To:     letters@thetimes.co.uk
Re:    
Facing up to the biggest threat of all
Date:  Wednesday 30 March 05

Dear Sir/Madam,

I am all for "plans to save [our] planet from quakes and asteroids", just to long as they do not distract us even further from the biggest threat of all - one which we are doggedly refusing to face up to: the fundamental non-sustainability of our growth-dependent economy and the criminally wasteful, grossly materialistic lifestyles it engenders.

We are quite literally addicted to them, which blinds us to reality (making it doubly difficult to face up to) and to the realisation that they are based very largely on values, attitudes and aspirations deeply rooted in man's "more animal than human " nature.

In view of what Darwin taught us about human origins, this should hardly surprise us.
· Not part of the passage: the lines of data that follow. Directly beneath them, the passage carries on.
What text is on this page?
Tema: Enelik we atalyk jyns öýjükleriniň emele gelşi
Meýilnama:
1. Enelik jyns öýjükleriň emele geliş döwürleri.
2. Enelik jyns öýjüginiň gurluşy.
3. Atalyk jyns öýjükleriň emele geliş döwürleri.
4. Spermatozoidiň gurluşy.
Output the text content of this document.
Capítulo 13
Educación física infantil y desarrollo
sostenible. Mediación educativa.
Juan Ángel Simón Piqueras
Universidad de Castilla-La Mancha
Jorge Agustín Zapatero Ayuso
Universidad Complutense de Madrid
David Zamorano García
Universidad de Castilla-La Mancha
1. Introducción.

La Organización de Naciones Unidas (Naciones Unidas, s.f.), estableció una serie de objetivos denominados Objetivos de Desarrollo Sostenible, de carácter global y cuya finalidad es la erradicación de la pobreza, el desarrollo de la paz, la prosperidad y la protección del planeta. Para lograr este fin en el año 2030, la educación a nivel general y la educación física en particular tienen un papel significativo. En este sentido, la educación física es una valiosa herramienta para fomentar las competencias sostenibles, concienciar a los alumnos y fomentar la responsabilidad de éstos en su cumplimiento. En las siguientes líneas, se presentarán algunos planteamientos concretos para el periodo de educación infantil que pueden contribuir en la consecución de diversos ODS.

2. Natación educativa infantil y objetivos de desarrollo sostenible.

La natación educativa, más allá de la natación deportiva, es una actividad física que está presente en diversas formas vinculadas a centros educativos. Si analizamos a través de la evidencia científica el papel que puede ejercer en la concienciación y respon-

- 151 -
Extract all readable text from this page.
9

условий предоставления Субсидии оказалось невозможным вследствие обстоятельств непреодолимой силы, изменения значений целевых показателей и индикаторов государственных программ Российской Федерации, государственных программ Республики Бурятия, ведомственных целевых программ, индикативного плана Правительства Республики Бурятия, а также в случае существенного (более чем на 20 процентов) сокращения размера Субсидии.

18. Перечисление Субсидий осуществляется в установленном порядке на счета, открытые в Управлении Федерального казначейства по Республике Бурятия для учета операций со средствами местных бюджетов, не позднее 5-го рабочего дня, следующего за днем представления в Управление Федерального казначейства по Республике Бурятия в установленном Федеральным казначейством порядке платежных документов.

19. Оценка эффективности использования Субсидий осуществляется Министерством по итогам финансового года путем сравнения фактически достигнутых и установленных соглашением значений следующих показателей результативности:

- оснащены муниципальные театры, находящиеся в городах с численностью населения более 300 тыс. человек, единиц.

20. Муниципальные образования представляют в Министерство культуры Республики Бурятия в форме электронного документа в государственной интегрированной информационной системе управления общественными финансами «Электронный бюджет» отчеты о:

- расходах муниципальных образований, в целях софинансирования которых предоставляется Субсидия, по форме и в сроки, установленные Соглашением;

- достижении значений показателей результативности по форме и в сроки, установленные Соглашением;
If we want our children and coming generations to survive (let alone have things as good, or better, than we have) we MUST face up to our addiction, which is causing us – quite literally - to plunder our planet, Spaceship Earth, and quickly develop an economy and lifestyles (for 7-10 billion people!) which are rooted in our more enlightened, human nature.

This is a very tall order, I know - but the alternative doesn't bear thinking about (which is another obstacle to coming out of denial).

It is the greatest challenge man has ever faced – or will be, once we actually start facing up to it.